Draymond Green did not wait for the Knicks to lift the trophy before admitting Jalen Brunson had proved him wrong.
After New York’s Game 4 win over the Spurs put them one victory from a title, Green spoke directly to Brunson on Inside the NBA.
The apology carried weight because Green has been one of the loudest skeptics of both Brunson and the Knicks’ ceiling.
Draymond Green apologizes to Jalen Brunson directly
Green had previously echoed Becky Hammon’s point that Brunson’s size made it hard to see him leading a team to a championship, then challenged him to “prove me wrong.”

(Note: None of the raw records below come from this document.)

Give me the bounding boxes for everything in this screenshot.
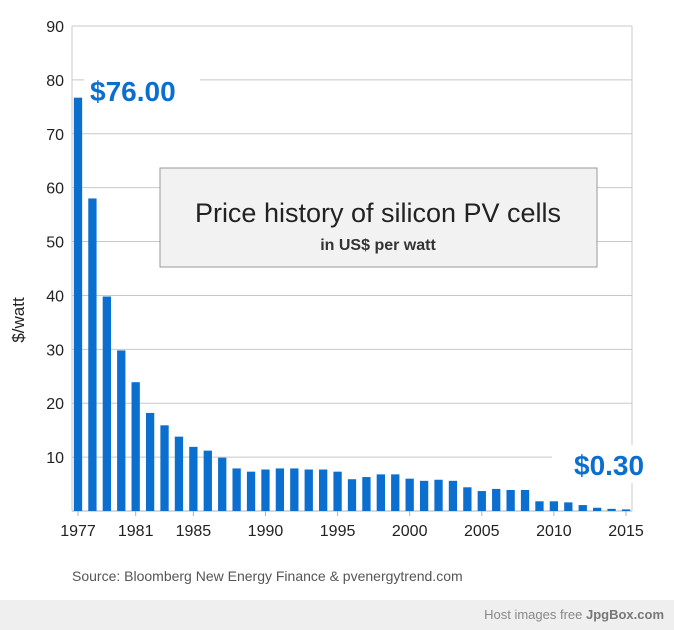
- bar: [102, 296, 111, 511]
- bar: [246, 471, 256, 511]
- bar: [304, 469, 313, 511]
- bar: [520, 489, 530, 511]
- bar: [448, 480, 458, 511]
- bar: [203, 450, 212, 511]
- bar: [160, 425, 169, 511]
- x-tick-label: 1995: [320, 523, 356, 540]
- bar: [88, 198, 97, 511]
- title-box: [159, 167, 598, 268]
- y-tick-label: 80: [46, 73, 64, 90]
- bar: [362, 477, 371, 511]
- bar: [117, 350, 126, 511]
- bar: [131, 382, 140, 511]
- footer-brand: JpgBox.com: [585, 607, 664, 622]
- bar: [434, 479, 443, 511]
- annotation-end-price: $0.30: [574, 450, 644, 481]
- bar: [145, 412, 155, 511]
- x-tick-label: 2005: [464, 523, 500, 540]
- bar: [564, 502, 573, 511]
- bar: [492, 488, 501, 511]
- bar: [391, 474, 400, 511]
- bar: [621, 509, 631, 511]
- bar: [347, 479, 357, 511]
- x-tick-label: 1981: [118, 523, 154, 540]
- bar: [261, 469, 270, 511]
- y-tick-label: 90: [46, 19, 64, 36]
- x-tick-label: 1977: [60, 523, 96, 540]
- x-tick-label: 2000: [392, 523, 428, 540]
- bar: [419, 480, 429, 511]
- bar: [607, 508, 616, 511]
- x-tick-labels: 1977 1981 1985 1990 1995 2000 2005 2010 2015: [60, 511, 644, 540]
- bar: [290, 468, 299, 511]
- y-tick-label: 30: [46, 342, 64, 359]
- bar: [376, 474, 385, 511]
- bar: [73, 97, 83, 512]
- x-tick-label: 2010: [536, 523, 572, 540]
- y-tick-label: 20: [46, 396, 64, 413]
- y-tick-label: 60: [46, 181, 64, 198]
- bar: [218, 457, 227, 511]
- bar: [189, 446, 198, 511]
- bar: [535, 501, 544, 511]
- chart-subtitle: in US$ per watt: [320, 237, 436, 254]
- y-tick-label: 10: [46, 450, 64, 467]
- bar: [333, 471, 342, 511]
- footer-bar: Host images free JpgBox.com: [0, 600, 674, 630]
- bar: [578, 505, 587, 511]
- bar: [506, 489, 515, 511]
- y-tick-labels: 10 20 30 40 50 60 70 80 90: [46, 19, 64, 467]
- y-tick-label: 50: [46, 235, 64, 252]
- bar: [174, 436, 184, 511]
- footer-text[interactable]: Host images free JpgBox.com: [484, 607, 664, 622]
- x-tick-label: 1990: [248, 523, 284, 540]
- y-axis-label: $/watt: [9, 297, 28, 343]
- bar: [593, 507, 602, 511]
- bar: [319, 469, 328, 511]
- bar: [232, 468, 241, 511]
- y-tick-label: 40: [46, 288, 64, 305]
- chart-title: Price history of silicon PV cells: [195, 198, 561, 228]
- footer-prefix: Host images free: [484, 607, 586, 622]
- bar: [405, 478, 414, 511]
- bar: [549, 501, 559, 511]
- x-tick-label: 1985: [176, 523, 212, 540]
- y-tick-label: 70: [46, 127, 64, 144]
- source-note: Source: Bloomberg New Energy Finance & p…: [72, 568, 463, 584]
- bar: [463, 487, 472, 511]
- annotation-start-price: $76.00: [90, 76, 176, 107]
- chart-bars: [73, 97, 631, 512]
- bar: [275, 468, 285, 511]
- bar: [477, 491, 486, 511]
- price-chart: 10 20 30 40 50 60 70 80 90 1977 1981 1985 1990 1995 2…: [9, 19, 645, 540]
- x-tick-label: 2015: [608, 523, 644, 540]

He had also recently walked back his old take that Knicks fans were headed for “15 years of misery,” a prediction this Finals run has buried.
“I’ll tell you now because I want to tell you to your face. Then I’ll also say it publicly after, but I wanted to apologize in one game. I’ll tell you to your face right now, ‘I’m sorry,’ and then I’ll say it after you go and get your ring. I apologize.”
Jalen Brunson keeps answering Knicks doubts
Brunson has spent four years turning those doubts into background noise. Since joining the Knicks in 2022, he has taken the team from hopeful relevance to one win from its first championship since 1973.
Through four Finals games, Brunson is averaging 29.5 points, 4.5 rebounds, and five assists, including 36 points, seven assists, five rebounds, and three steals in Game 4.
He has been the betting favorite at points in the series, and even if the award race has tightened, the old “not a No. 1 option” argument looks outdated now.

Jalen Brunson might still lose Finals MVP
Strangely, Brunson could still miss out on Finals MVP. Karl-Anthony Towns has an outside case at 15.8 points, 10.8 rebounds, and 2.8 assists per game, but OG Anunoby is the bigger threat.
Anunoby is averaging 23.8 points and four rebounds, has made 15 Finals threes, and delivered the defining Game 4 sequence with a block on De’Aaron Fox and a tip-in winner with 1.2 seconds left.
That award race does not change the Knicks’ pecking order. Brunson’s 30.3 percent usage profile reflects the truth: New York’s offense still runs through him, and his pressure is what puts Anunoby, Towns, and everyone else in position to succeed.
Green apologized before the job was finished. Brunson’s answer has been the entire playoff run.